Arizona Attorney General Mark Brnovich announced he’s joined 11 other states in urging Unilever and its subsidiary, Ben & Jerry’s Homemade Inc., to reverse their decision to boycott the State of Israel.
“We must defend the laws of our states and oppose attempts by global corporations to engage in economic warfare against the State of Israel,” Brnovich said.
Attorneys general from Alabama, Arkansas, Florida, Kansas, Mississippi, Missouri, Indiana, Oklahoma, Texas, Utah, and West Virginia also signed on to the letter.
“Despite the fact that the policies of most U.S. States opposing the boycotts of Israel are widely known, Unilever has embarked on an unfortunate and financially misguided path of testing our states’ resolve by refusing to stop Ben and Jerry’s from boycotting selected regions within the State of Israel,” the letter read.

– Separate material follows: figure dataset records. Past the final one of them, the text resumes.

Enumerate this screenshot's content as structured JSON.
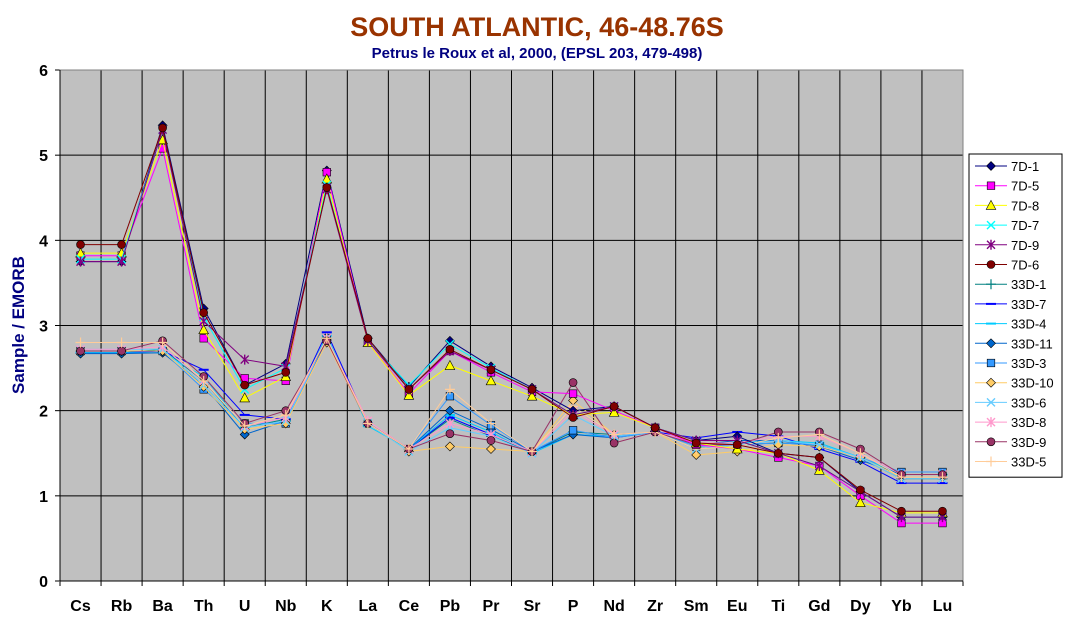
{
  "chart_data": {
    "type": "line",
    "title": "SOUTH ATLANTIC, 46-48.76S",
    "subtitle": "Petrus le Roux et al, 2000, (EPSL 203, 479-498)",
    "xlabel": "",
    "ylabel": "Sample / EMORB",
    "ylim": [
      0,
      6
    ],
    "yticks": [
      0,
      1,
      2,
      3,
      4,
      5,
      6
    ],
    "grid": true,
    "legend": "right",
    "categories": [
      "Cs",
      "Rb",
      "Ba",
      "Th",
      "U",
      "Nb",
      "K",
      "La",
      "Ce",
      "Pb",
      "Pr",
      "Sr",
      "P",
      "Nd",
      "Zr",
      "Sm",
      "Eu",
      "Ti",
      "Gd",
      "Dy",
      "Yb",
      "Lu"
    ],
    "series": [
      {
        "name": "7D-1",
        "color": "#000080",
        "marker": "diamond",
        "values": [
          3.75,
          3.75,
          5.35,
          3.2,
          2.3,
          2.55,
          4.82,
          2.85,
          2.28,
          2.82,
          2.52,
          2.27,
          2.0,
          2.05,
          1.8,
          1.65,
          1.7,
          1.5,
          1.45,
          1.05,
          0.75,
          0.75
        ]
      },
      {
        "name": "7D-5",
        "color": "#FF00FF",
        "marker": "square",
        "values": [
          3.82,
          3.82,
          5.08,
          2.85,
          2.38,
          2.35,
          4.8,
          2.8,
          2.2,
          2.7,
          2.45,
          2.22,
          2.2,
          2.0,
          1.8,
          1.6,
          1.55,
          1.45,
          1.35,
          1.0,
          0.68,
          0.68
        ]
      },
      {
        "name": "7D-8",
        "color": "#FFFF00",
        "marker": "triangle",
        "values": [
          3.85,
          3.85,
          5.18,
          2.95,
          2.15,
          2.4,
          4.72,
          2.8,
          2.18,
          2.53,
          2.35,
          2.17,
          1.95,
          1.98,
          1.8,
          1.62,
          1.55,
          1.5,
          1.3,
          0.92,
          0.8,
          0.8
        ]
      },
      {
        "name": "7D-7",
        "color": "#00FFFF",
        "marker": "x",
        "values": [
          3.78,
          3.78,
          5.3,
          3.1,
          2.25,
          2.5,
          4.65,
          2.82,
          2.3,
          2.78,
          2.5,
          2.25,
          1.95,
          2.05,
          1.8,
          1.65,
          1.65,
          1.5,
          1.35,
          1.05,
          0.75,
          0.75
        ]
      },
      {
        "name": "7D-9",
        "color": "#800080",
        "marker": "star",
        "values": [
          3.75,
          3.75,
          5.3,
          3.05,
          2.6,
          2.52,
          4.6,
          2.82,
          2.25,
          2.7,
          2.48,
          2.25,
          1.95,
          2.05,
          1.8,
          1.65,
          1.65,
          1.5,
          1.35,
          1.05,
          0.75,
          0.75
        ]
      },
      {
        "name": "7D-6",
        "color": "#800000",
        "marker": "circle",
        "values": [
          3.95,
          3.95,
          5.32,
          3.15,
          2.3,
          2.45,
          4.62,
          2.85,
          2.25,
          2.72,
          2.48,
          2.25,
          1.92,
          2.05,
          1.8,
          1.62,
          1.6,
          1.5,
          1.45,
          1.07,
          0.82,
          0.82
        ]
      },
      {
        "name": "33D-1",
        "color": "#008080",
        "marker": "plus",
        "values": [
          2.68,
          2.68,
          2.72,
          2.35,
          1.8,
          1.9,
          2.85,
          1.85,
          1.55,
          1.9,
          1.7,
          1.52,
          1.75,
          1.72,
          1.75,
          1.55,
          1.6,
          1.62,
          1.6,
          1.45,
          1.2,
          1.2
        ]
      },
      {
        "name": "33D-7",
        "color": "#0000FF",
        "marker": "dash",
        "values": [
          2.68,
          2.68,
          2.7,
          2.48,
          1.95,
          1.9,
          2.92,
          1.85,
          1.55,
          1.92,
          1.72,
          1.52,
          1.72,
          1.7,
          1.75,
          1.68,
          1.75,
          1.7,
          1.55,
          1.4,
          1.15,
          1.15
        ]
      },
      {
        "name": "33D-4",
        "color": "#00CCFF",
        "marker": "dash",
        "values": [
          2.68,
          2.68,
          2.68,
          2.4,
          1.8,
          1.88,
          2.88,
          1.82,
          1.55,
          1.95,
          1.75,
          1.5,
          1.72,
          1.7,
          1.75,
          1.6,
          1.62,
          1.65,
          1.62,
          1.45,
          1.25,
          1.25
        ]
      },
      {
        "name": "33D-11",
        "color": "#0066CC",
        "marker": "diamond",
        "values": [
          2.67,
          2.67,
          2.68,
          2.3,
          1.72,
          1.88,
          2.83,
          1.85,
          1.55,
          2.0,
          1.78,
          1.52,
          1.72,
          1.68,
          1.75,
          1.6,
          1.65,
          1.65,
          1.58,
          1.42,
          1.25,
          1.25
        ]
      },
      {
        "name": "33D-3",
        "color": "#3399FF",
        "marker": "square",
        "values": [
          2.7,
          2.7,
          2.7,
          2.25,
          1.85,
          1.85,
          2.85,
          1.85,
          1.55,
          2.17,
          1.83,
          1.52,
          1.77,
          1.68,
          1.75,
          1.58,
          1.6,
          1.62,
          1.6,
          1.45,
          1.28,
          1.28
        ]
      },
      {
        "name": "33D-10",
        "color": "#FFCC66",
        "marker": "diamond",
        "values": [
          2.7,
          2.7,
          2.7,
          2.28,
          1.78,
          1.85,
          2.8,
          1.85,
          1.52,
          1.58,
          1.55,
          1.52,
          2.12,
          1.72,
          1.75,
          1.48,
          1.52,
          1.6,
          1.58,
          1.45,
          1.22,
          1.22
        ]
      },
      {
        "name": "33D-6",
        "color": "#66CCFF",
        "marker": "x",
        "values": [
          2.72,
          2.72,
          2.72,
          2.3,
          1.8,
          1.88,
          2.85,
          1.85,
          1.52,
          1.8,
          1.7,
          1.5,
          1.95,
          1.7,
          1.75,
          1.55,
          1.6,
          1.65,
          1.6,
          1.45,
          1.2,
          1.2
        ]
      },
      {
        "name": "33D-8",
        "color": "#FF99CC",
        "marker": "star",
        "values": [
          2.72,
          2.72,
          2.75,
          2.35,
          1.82,
          1.92,
          2.85,
          1.88,
          1.55,
          1.85,
          1.72,
          1.52,
          2.0,
          1.72,
          1.75,
          1.62,
          1.62,
          1.7,
          1.7,
          1.5,
          1.25,
          1.25
        ]
      },
      {
        "name": "33D-9",
        "color": "#993366",
        "marker": "circle",
        "values": [
          2.7,
          2.7,
          2.82,
          2.4,
          1.85,
          2.0,
          2.82,
          1.85,
          1.55,
          1.73,
          1.65,
          1.52,
          2.33,
          1.62,
          1.75,
          1.6,
          1.6,
          1.75,
          1.75,
          1.55,
          1.25,
          1.25
        ]
      },
      {
        "name": "33D-5",
        "color": "#FFCC99",
        "marker": "plus",
        "values": [
          2.8,
          2.8,
          2.8,
          2.35,
          1.82,
          1.95,
          2.85,
          1.85,
          1.55,
          2.25,
          1.85,
          1.52,
          2.05,
          1.72,
          1.75,
          1.55,
          1.58,
          1.68,
          1.72,
          1.5,
          1.22,
          1.22
        ]
      }
    ]
  }
}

Vermont-based Ben and Jerry’s announced July 19 it no longer would sell its products in the West Bank, Gaza Strip and East Jerusalem. It referred to the areas as “Occupied Palestinian Territory” in its announcement.
“We reject and repudiate all forms of hate and racism,” Ben & Jerry's said in a statement. “Our decision to exit the OPT was based on our belief that it is inconsistent with our values for Ben & Jerry’s to be present within an internationally recognized illegal occupation. Speaking and acting on our values is neither anti-Israel nor antisemitic.”

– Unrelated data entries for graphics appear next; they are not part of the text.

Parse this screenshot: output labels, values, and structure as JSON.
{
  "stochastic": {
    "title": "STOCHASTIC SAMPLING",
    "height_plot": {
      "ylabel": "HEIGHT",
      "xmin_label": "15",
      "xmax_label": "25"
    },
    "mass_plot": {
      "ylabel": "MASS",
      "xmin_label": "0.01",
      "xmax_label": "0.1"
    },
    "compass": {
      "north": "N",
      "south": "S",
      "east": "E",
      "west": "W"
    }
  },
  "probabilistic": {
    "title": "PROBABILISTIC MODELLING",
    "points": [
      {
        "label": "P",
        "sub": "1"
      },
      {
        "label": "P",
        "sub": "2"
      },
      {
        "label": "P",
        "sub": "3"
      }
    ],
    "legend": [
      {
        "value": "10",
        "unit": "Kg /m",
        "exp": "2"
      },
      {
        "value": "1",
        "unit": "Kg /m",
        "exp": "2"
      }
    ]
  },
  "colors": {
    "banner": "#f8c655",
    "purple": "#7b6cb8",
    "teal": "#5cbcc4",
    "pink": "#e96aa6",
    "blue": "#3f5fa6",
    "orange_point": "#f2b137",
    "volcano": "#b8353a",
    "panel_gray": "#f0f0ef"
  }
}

The company will continue to sell ice cream in Israel, however.
Arizona Treasurer Michelle Yee announced Sept. 7 she would divest state funds from Unilever over Ben and Jerry’s stance.
New Jersey, New York, Texas and Florida have done the same, according to the attorneys general letter to Unilever.
In recent years, 33 states, including Arizona, have adopted anti-BDS statutes that “prohibit investment of public pension funds or the awarding of government procurement contracts to companies that boycott Israel.”